The Chinese Foreign Ministry said the Times was “trying to blacken China’s image and has ulterior motives.”
However, the majority of the Chinese public will not see the New York Times report.
On Friday, China blocked access on the mainland to the newspaper's website as well as blocking specific keywords relating to the story like "Wen Jiabao" and "New York Times" on China’s Twitter-like micro-blogging tool, Weibo.
Additionally, the BBC reported that the BBC World News channel was blocked in China while a correspondent in the country was answering a question regarding the story. Later, the BBC News website was also blocked.
A spokeswoman for the newspaper hopes full access to both the Times’ English and Chinese websites would be “restored shortly.”
As China’s class divide grows between party officials and ordinary people, the government has been particularly aware of any implications being made that suggest officials are unusually wealthy. Though typically a story like this can be swept under the rug without resorting to censorship, the Chinese are especially cautious of any potential unrest among citizens ahead of the 18th National Congress of the Communist Party in November.
The Congress begins Nov. 8 in Beijing and will mark the start of a major leadership transition, which occurs every ten years. To ensure a smooth transition, the government has been vigilant about any bad press on Chinese leaders.
China has always maintained a tight grip on foreign media, censoring anything it considers taboo (the three T's: Taiwan, Tibet, Tiananmen, and the Falun Gong sect) or sees as showing a bad light on China.
Western social media site Facebook and many blogging platforms like Youtube, Tumblr, Blogspot and others have been blocked in mainland China for years.
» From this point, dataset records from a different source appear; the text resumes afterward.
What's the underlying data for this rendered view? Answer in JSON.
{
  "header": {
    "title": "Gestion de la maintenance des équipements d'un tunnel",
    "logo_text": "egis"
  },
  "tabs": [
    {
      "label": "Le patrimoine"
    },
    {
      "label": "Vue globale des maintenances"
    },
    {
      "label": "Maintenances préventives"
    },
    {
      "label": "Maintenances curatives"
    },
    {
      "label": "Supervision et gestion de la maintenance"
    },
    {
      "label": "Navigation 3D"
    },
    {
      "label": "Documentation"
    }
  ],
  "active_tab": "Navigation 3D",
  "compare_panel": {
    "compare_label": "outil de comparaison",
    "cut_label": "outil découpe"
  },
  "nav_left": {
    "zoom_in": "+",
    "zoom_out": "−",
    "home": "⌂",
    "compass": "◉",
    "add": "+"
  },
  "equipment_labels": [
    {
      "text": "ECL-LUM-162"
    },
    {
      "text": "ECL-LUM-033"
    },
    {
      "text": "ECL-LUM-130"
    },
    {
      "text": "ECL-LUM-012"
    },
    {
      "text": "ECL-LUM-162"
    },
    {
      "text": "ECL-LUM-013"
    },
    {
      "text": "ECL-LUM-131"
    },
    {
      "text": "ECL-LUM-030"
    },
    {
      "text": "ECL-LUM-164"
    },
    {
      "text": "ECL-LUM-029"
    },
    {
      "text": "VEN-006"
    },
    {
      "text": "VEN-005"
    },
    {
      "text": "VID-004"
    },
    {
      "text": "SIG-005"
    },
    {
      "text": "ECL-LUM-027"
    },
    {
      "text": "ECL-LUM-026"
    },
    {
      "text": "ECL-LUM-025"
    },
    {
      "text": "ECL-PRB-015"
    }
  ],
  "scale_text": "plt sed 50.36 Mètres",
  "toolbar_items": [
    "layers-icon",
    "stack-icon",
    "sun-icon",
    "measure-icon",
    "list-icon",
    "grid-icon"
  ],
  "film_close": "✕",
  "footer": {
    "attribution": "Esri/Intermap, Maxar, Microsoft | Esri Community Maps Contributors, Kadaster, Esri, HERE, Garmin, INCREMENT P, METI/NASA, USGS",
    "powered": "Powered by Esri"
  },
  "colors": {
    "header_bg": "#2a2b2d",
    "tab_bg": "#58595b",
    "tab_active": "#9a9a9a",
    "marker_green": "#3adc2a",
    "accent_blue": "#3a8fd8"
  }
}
Their Chinese counterparts, Weibo and Youku, have remained, but they are monitored by government censors.
However, the so-called Great Firewall of China is not impenetrable. Using a virtual private network (VPN), as most foreigners in China do, is the most common way for people to gain access to blocked sites. However, average Chinese citizens do not have VPNs.
All foreign television is required to be broadcast through a Chinese satellite dish before hitting the air, creating about a seven-second delay, allowing plenty of time for the government to ‘black out’ television screens.
But it’s not just the government keeping a watchful eye on foreign media. A website called (which has since been changed to April Media) was created in 2010 by Chinese netizens upset with reports on CNN, and Western media in general, on various banned topics like Tibet and the Dalai Lama.